C 1. Sale of By-Products
The sale of products resulting from research activities may or may not be exempt from UBIT. If the product is sold in substantially the same state it is in on completion of the research, the sale does not constitute unrelated business income. However, if further manufacture or processing of the product occurs, the gross income is considered unrelated. (IRS Treasury Regulation 1.513-1(d)(4)).
An example of their distinction is as follows. An experimental dairy herd maintained for scientific purposes by a research organization produces milk and cream in the ordinary course of operation of the project. The sale of the milk and cream would not be gross income from conduct of unrelated trade or business. On the other hand, if the research organization were to utilize the milk and cream in the further manufacture of food items such as ice cream, pastries, etc., the gross income from the sale of such products would be from the conduct of unrelated trade or business unless:
- The manufacturing activities themselves contribute importantly to the accomplishment of the exempt purpose of the organization (i.e. education of students); or
- The research produces more raw milk than can be sold as milk in its normal period of shelf life. This causes further processing to be done of the excess raw milk to obtain products that have a longer shelf life to avoid spoilage.
D. Donated Services or Property
D 1. Volunteer Labor
Any activity in which substantially all (approximately 85%) of the work of the trade or business is performed without compensation is exempt from tax. In assessing the contribution made by volunteers, the IRS considers such factors as the monetary value of the respective services rendered, the number of hours worked, the intrinsic importance of the volunteer work performed, and the degree of reliance placed upon volunteers. (IRS Treasury Regulation 1.513-1(e)(1)).
D 2. Donated Merchandise
Any unrelated activity engaged in the selling of merchandise, substantially all (approximately 85%) of which was received as gifts or contributions is exempt regardless of whether the labor to operate the activity is paid or volunteered. (IRS Treasury Regulation 1.513-1(e)(3)).
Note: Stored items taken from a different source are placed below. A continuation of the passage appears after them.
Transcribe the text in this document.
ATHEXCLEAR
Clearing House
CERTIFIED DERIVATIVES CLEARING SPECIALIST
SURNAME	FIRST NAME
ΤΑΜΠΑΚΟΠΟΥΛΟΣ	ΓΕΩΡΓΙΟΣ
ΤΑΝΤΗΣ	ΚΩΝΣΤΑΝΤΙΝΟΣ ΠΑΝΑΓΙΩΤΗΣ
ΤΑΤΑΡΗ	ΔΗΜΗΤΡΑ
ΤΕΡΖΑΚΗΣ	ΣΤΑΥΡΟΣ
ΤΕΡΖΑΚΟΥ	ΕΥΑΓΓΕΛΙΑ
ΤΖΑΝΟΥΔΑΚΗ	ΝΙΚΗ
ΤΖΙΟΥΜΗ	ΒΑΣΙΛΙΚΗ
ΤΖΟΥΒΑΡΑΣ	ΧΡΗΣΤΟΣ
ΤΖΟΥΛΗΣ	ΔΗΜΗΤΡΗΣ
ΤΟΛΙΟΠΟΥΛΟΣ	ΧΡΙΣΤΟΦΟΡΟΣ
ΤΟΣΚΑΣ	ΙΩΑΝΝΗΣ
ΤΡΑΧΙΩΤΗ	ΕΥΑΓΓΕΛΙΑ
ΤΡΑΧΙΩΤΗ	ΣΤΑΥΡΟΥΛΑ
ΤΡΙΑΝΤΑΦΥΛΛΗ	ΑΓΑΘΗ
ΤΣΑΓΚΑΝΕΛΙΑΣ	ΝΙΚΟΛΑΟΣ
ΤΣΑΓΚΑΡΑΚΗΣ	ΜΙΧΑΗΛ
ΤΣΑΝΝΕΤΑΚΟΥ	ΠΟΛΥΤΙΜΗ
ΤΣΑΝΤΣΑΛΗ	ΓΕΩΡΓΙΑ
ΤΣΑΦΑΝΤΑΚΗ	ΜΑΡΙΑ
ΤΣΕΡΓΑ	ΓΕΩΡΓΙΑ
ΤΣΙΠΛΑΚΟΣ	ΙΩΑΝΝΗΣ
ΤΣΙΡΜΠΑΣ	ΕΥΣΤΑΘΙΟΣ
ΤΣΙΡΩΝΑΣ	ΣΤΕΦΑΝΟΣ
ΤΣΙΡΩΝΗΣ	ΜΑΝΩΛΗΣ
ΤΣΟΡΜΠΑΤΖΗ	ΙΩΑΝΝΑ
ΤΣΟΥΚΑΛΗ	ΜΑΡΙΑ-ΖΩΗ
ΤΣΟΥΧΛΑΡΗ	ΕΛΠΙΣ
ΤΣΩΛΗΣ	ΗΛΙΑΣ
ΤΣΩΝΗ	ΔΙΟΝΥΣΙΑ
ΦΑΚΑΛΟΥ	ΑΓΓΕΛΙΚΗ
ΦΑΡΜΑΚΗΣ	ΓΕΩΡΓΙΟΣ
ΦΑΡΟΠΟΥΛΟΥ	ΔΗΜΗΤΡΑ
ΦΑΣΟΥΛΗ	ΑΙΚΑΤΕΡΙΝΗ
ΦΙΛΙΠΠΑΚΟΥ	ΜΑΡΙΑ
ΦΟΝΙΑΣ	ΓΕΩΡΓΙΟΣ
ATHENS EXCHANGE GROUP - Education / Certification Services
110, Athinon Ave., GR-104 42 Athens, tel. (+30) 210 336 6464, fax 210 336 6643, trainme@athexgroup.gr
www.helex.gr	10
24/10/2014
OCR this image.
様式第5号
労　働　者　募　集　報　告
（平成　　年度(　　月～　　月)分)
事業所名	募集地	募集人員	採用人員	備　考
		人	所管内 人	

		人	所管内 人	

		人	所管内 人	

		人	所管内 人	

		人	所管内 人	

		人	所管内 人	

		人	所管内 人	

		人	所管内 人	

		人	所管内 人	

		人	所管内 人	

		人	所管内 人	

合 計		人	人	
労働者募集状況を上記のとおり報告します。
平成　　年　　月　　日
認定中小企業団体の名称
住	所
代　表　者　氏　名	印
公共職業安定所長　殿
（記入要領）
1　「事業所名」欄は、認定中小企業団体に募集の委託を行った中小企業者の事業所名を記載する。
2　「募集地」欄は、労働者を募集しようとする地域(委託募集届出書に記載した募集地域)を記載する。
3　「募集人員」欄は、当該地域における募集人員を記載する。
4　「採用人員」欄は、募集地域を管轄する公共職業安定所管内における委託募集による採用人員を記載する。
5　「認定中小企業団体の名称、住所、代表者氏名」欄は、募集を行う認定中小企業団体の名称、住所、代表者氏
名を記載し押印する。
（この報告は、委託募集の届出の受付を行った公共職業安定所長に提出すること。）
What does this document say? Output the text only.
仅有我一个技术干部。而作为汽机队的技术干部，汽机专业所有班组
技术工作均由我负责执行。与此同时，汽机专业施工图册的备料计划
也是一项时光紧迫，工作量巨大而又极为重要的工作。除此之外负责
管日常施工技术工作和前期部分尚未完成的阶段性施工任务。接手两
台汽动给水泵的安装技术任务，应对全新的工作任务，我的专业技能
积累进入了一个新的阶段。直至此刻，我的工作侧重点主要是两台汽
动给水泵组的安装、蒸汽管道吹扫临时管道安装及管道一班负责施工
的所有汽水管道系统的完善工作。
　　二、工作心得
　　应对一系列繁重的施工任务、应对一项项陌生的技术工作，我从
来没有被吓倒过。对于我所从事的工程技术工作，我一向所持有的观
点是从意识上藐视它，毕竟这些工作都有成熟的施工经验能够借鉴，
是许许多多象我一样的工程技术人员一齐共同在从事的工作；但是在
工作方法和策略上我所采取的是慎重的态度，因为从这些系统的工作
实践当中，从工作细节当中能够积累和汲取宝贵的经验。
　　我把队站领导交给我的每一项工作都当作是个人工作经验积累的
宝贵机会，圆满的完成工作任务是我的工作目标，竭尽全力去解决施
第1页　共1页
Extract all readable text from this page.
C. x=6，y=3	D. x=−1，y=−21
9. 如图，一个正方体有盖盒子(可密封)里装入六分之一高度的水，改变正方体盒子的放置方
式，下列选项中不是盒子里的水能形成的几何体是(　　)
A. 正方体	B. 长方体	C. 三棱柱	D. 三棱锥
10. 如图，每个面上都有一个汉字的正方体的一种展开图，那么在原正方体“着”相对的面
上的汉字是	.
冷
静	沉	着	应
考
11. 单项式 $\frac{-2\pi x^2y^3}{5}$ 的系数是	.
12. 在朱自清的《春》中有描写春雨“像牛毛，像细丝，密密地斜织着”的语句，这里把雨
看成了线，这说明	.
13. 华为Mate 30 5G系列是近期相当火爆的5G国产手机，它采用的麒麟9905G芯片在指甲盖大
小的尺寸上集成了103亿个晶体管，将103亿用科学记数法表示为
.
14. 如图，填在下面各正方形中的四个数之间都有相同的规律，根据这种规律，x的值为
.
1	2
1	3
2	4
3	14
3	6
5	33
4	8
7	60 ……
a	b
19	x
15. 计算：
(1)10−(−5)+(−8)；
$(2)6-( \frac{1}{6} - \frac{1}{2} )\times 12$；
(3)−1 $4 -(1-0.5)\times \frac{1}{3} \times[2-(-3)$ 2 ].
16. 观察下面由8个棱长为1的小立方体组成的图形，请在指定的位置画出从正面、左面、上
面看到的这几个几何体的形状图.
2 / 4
E. Convenience of University Students, Faculty, and Staff
Sales of otherwise taxable items may be exempt from tax under the "convenience" exception if sold to students, faculty, and staff (members). The convenience exception is applicable only to members of the university/agency. Any sales to non-members (e.g., the general public) are taxable unless the sales are not "regular". (IRS Treasury Regulation 1.513-1(e)(2)). The IRS auditors will contend that merely by making sales "more convenient" than purchasing from a taxable entity does not fall within the scope of the exception. The IRS position is that the convenience exception does not apply to items with useful lives of more than one year. The convenience exception normally applies to the operation of on-campus vending machines, the sale of sundry items by campus bookstores, and the laundering of dormitory linens and student clothing. (IRS Treasury Regulation 1.513-1(e)(3)).
F. Special Circumstances
There are special circumstances in which an unrelated activity may be recognized as serving an exempt purpose. The IRS will decide whether such unique circumstances exist on a case-by-case basis. The following are examples of unique circumstances (IRS Revenue Ruling 85-110, 1985-2 CB 166):
- Services or facilities otherwise unavailable in the community that fulfill an important community or medical need; and
- Services, facilities, or equipment which are technically advance or unique.